If that’s true, then Ubisoft is an excellent hunter, and Splinter Cell: Conviction its most honoured prize. There’s no part of the 2010 Clancy thriller that hasn’t been reused by the company in some way since. To Watch Dogs, Ubisoft gave the low cover that turns stealth into a line-of-sight maze game; to The Division, the button prompt that sends a protagonist rushing from one piece of cover to the next in a single, dirt-hugging animation; to Ghost Recon Wildlands, the mark-and-execute command that drops multiple targets simultaneously; and to Assassin’s Creed Unity, the silhouette that conveys your last known position, a translucent on-screen chess piece to factor into your plans.
That’s before you take into account all the games made beyond Ubisoft’s borders. Conviction’s mechanics have travelled outward from Montreal, penetrating the walls of game studios all over the world, like the sonic pulses of Sam Fisher’s sonar goggles. As a result, though Splinter Cell has been dormant for nearly eight years, its mechanics feel very much in vogue.

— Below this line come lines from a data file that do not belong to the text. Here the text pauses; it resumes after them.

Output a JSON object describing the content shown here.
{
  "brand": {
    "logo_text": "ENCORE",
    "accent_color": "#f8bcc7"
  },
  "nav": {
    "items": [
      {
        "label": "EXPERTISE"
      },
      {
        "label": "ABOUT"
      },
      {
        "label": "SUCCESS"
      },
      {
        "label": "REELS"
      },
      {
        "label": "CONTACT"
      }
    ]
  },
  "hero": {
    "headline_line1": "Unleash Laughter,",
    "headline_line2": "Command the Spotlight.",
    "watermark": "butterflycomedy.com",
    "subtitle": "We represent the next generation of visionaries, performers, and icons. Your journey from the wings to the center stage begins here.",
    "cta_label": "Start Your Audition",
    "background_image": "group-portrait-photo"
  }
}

Any game historian can tell you, however, that there is no such thing as an origin point, only older and older influences. For Conviction, the key progenitor was Rainbow Six: Vegas, which game director Maxime Béland had led a few years prior. Updating a hardcore tactical shooter for the age of Gears Of War had been no easy task, but Béland split the difference, building Vegas around a cover system that pinned the protagonist to the nearest wall with a squeeze of the left trigger. When Béland moved on to Conviction, the cover key came too. It kept its prominent button mapping, and became central to the experience: this was to be the first-ever cover sneaker. Rather than bullets, players would be dodging sightlines, putting thick plaster between themselves and the searching eyes of private military murderers.